I assume you just mean a substantial amount of time. The rebase is just a momentary tx. Maybe you mean a large % of the rebase interval?

should be a commitment

Providing liquidity has its own value proposition, and associated risk. It’s not a ‘commitment’, someone that changes their strategy or risk profile should be free (as possible) to implement those changes by moving their liquidity. Why should it be a commitment? From what I know, the original intention for the timelock was to avoid pool hopping. If this is following from those intentions, why does the 24H lock not work? If there is another intention here, it would be nice to clarify what that might be.

the more liquidity is locked, the more people will want to fomo in more liquidity

I’m not sure I follow why this necessarily is the case. Seems anecdotal to me. Would love to hear what makes you think this.

I’m just trying to deterministically understand what the problems and motivations here are. It’s not quite clear what this is based on other than some speculative anecdotes. In any case, why would any other timelock period be suitable? Why not follow through with the 5 epoch proposal? Vote traction is not an argument for or against the merit of a proposal.

The longer the proposed timelock, the larger justification there needs to be for preventing people from freely moving their liquidity (for whatever reasons they have).

What I mean here is a substantial amount of dollar value is being accrued by LPs especially after the recent governance change raising the reward payout to 30% for the USD-USDC pool and merging share mining.

I believe your assertion here is a subjective difference on what we believe an LP’s responsibility is to the protocol . I think an LP should be of course notified of any timelock restrictions before providing liquidity. However it is my opinion that the protocol has every right to implement restrictions on liquidity provision, if it benefits the long term health and viability of the protocol. And it clearly works to reduce selling pressure as our competitors DSD and ESD have implemented similar restrictions, but more strict than what I am proposing. For example DSD starts the timelock only when a user withdraws rather than when they deposit.

Doubling the timelock will certainly restrict the flow of liquidity out of the system therefore reducing sell pressure on the price of dollars, while at the same the increase in liquidity will reduce price impact of people who sell. The positive impact this will have on price and maintaining liquidity in the system, should incentivize other people to provide liquidity as they see a healthy protocol that continuously attracts more liquidity and has good price appreciation.

The length whether it be 24H, 48H or 60H is somewhat arbitrary. That being said I do recognize that some people have hesitated to agree to a 60H lock so I think a compromise may be necessary in order to get the above mentioned benefits. The truth is our USDC-USD pool when merged with share mining will provide a potentially very high roi with minimal IL risk. If our competitors can successfully implement more restrictive timelocks I think it would be prudent for us to make a similar but less restrictive adjusment as well .

There are other ways to reduce sell pressure. I’m afraid without really discussing the other implications of such a proposal, and focussing on what the ‘happy path’ is, this isn’t really a robust proposal. You’re repeating “extra time lock restricts flow of liquidity which reduces sell pressure on dollars”. When I asked about why you think this happens, I was looking to hear why you think there is a causal link between the two, not to just restate your hypothesis.

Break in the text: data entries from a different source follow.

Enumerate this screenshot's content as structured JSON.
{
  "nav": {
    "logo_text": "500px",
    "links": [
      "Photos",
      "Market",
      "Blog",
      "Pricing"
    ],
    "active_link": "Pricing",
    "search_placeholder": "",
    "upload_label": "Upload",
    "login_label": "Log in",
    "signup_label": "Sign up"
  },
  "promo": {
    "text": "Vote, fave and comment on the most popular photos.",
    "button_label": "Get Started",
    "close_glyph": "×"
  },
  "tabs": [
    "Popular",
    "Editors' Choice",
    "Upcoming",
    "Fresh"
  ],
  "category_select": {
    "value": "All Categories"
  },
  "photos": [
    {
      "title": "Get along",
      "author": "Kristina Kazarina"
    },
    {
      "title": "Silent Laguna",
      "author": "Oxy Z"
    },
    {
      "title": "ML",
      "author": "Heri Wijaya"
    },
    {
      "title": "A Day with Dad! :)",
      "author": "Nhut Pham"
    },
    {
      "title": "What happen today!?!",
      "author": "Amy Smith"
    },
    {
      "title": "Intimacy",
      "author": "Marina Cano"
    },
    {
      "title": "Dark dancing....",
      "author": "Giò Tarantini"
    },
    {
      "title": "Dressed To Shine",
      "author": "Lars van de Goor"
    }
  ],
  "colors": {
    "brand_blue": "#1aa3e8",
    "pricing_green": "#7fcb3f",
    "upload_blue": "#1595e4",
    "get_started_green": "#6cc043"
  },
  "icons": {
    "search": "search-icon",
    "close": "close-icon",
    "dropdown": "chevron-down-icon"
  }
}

subjective difference on what we believe an LP’s responsibility is to the protocol

LP’s don’t have a responsibility to the protocol. They become LPs because they speculate that by doing so there is material gain. People don’t become altruistic LPs, and I certainly know that you aren’t. You LP because there are gains to be made. As does everyone else, as such it is an economic proposition and if the incentive structures aren’t right, and you want to just enforce a rule on people without understanding the implications (because people will react in their best interest) then this ISN’T in the interest of protocol health (which is also an incentive for LPs NOT a responsibility).

After seigniorage payouts nothing stops people from claiming the seigniorage and selling. There is still a rush to sell. Time locking the pools won’t just affect dollars, it also affects SHARE-ETH holders which has nothing to do with dollars other than seigniorage payouts (which are unaffected by timelocks anyway). Then there’s case where restricting freedom of liquidity movement means people that are locked up that cannot exit their liquidity away from an upcoming debase means they just get punished for being a LP. This completely changes the incentives for becoming a LP of USDX because of the higher risk (you will only LP if you are sure within the timelock period there will be no debase).

My point is, there are many other ways to reduce sell pressure on dollar (which is clearly your only intention here) and your proposed change will affect much more in the protocol than ONLY reduce sell pressure on the dollar (which you neglected to address here). Like you said:

if it benefits the long term health and viability of the protocol

And a strong case needs to be made for why it definitely will have this effect. Asserting that it will is not an argument. Until it’s made I think we don’t really have a discussion here.